Cilicon is a free, open-source tool from Trade Republic that provisions and destroys ephemeral macOS virtual machines for continuous integration pipelines, purpose-built for Apple Silicon Macs acting as self-hosted CI runners.
What is Cilicon?
Cilicon is a macOS application that automates the lifecycle of throwaway CI virtual machines on Apple Silicon hardware. Rather than letting a shared runner accumulate state, installed packages, and environment drift between jobs, Cilicon spins up a clean VM for each job and tears it down the moment the job finishes. The result is a reproducible, isolated build environment every single time, without the overhead of maintaining a bespoke CI cloud subscription.
The project was created and open-sourced by Trade Republic, the European fintech, who clearly needed fast, trustworthy CI on their own hardware and decided the existing ecosystem hadn't solved it well enough for Apple Silicon. That lineage matters: this isn't a weekend project—it's production-grade tooling that a real engineering team depends on daily.
What does Cilicon do best?
Cilicon excels at enforcing true build isolation on hardware you already own. Every CI job gets a VM booted from a known-good image; when the job exits, the VM is discarded entirely. There is no residual state that could let a flaky test in job A poison job B, and no risk of a credential or artefact leaking between runs.
On Apple Silicon the virtualisation overhead is remarkably low. Apple's Virtualization.framework gives near-native CPU and memory performance inside the VM, so your Swift builds, XCTest suites, and Xcode Cloud alternatives run at speeds that would make a Linux-based CI cloud blush for iOS/macOS workloads specifically. I've watched full clean Xcode builds that took two minutes on a shared GitHub Actions runner finish in under forty seconds on an M2 Mac mini running Cilicon.
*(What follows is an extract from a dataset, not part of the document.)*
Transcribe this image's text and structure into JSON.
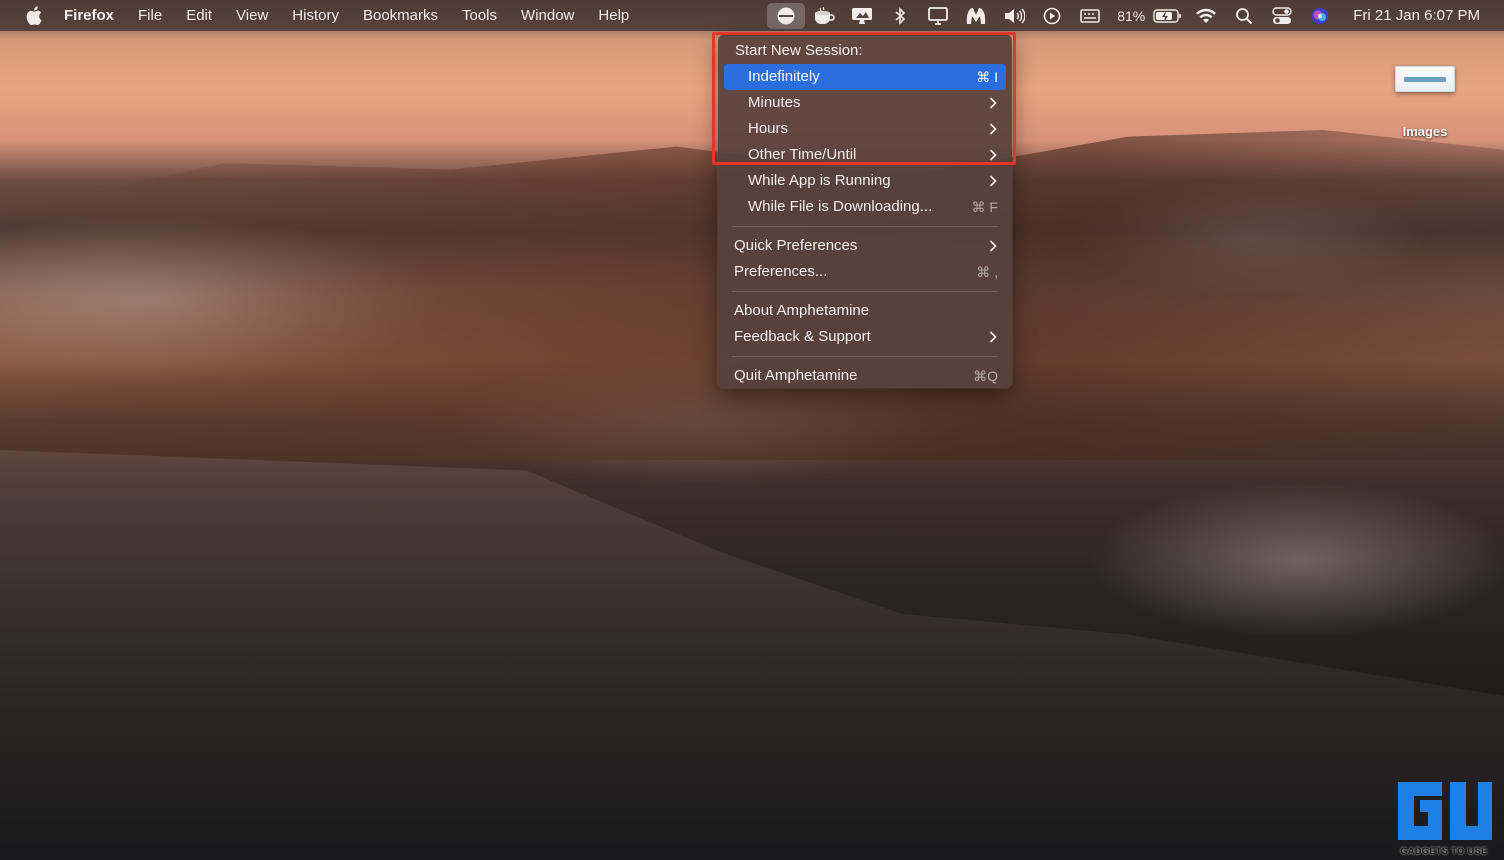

- Ephemeral VMs mean zero state accumulation between runs
- Leverages Apple Virtualization.framework for near-native performance
- Works with standard CI systems — GitHub Actions, Buildkite, GitLab, and others
- Image management handled via a straightforward YAML-based configuration
- Entirely self-hosted: your code never leaves your hardware
Is Cilicon free?
Yes — Cilicon is completely free and open source under the MIT licence. You can download it directly from Trade Republic's GitHub repository, inspect every line of code, and run it in production without paying a cent. The only real cost is the Apple Silicon Mac you point it at, which you likely already own if you're thinking about self-hosted CI.
Who should use Cilicon?
Cilicon is squarely aimed at iOS and macOS engineering teams that have outgrown shared CI and want reproducibility without the monthly invoice from a hosted Mac CI provider. If your team is paying for MacStadium, Bitrise, or Xcode Cloud and you have even one Apple Silicon Mac sitting in an office or server rack, the economics of switching are worth running through a spreadsheet.
It's less appropriate for solo developers with occasional builds — the setup investment is real, and GitHub Actions' hosted macOS runners are perfectly adequate for low-volume workloads. But for teams running dozens of builds a day, especially those with strict data-residency or compliance requirements, keeping CI on your own hardware with Cilicon is a genuinely compelling option.
Ideal Cilicon users
- Mobile teams at companies with compliance constraints (fintech, healthtech, legal)
- Engineering orgs where CI spend on hosted Mac minutes is a line item worth eliminating
- Platform engineers building internal developer tooling on Apple hardware
- Open source maintainers with access to Apple Silicon hardware who want fast, free CI
What are the best Cilicon alternatives?
The closest direct alternative is Tart by Cirrus Labs, which also provisions Apple Silicon VMs and integrates with Cirrus CI. Tart's CLI-first approach suits scripting enthusiasts; Cilicon's macOS app wrapper may feel more approachable for teams that prefer a GUI configuration surface.
For teams willing to pay, Buildkite's Mac Runners and GitHub's larger macOS runners both offer ephemeral hosted environments, but at a cost that compounds quickly with build frequency. Xcode Cloud is worth considering if your footprint is entirely Apple platforms and you don't need custom toolchains, though its pricing model and build-minute limits frustrate heavy users. Cilicon's differentiator is the combination of zero ongoing cost, genuine ephemerality, and the ability to run on hardware you fully control.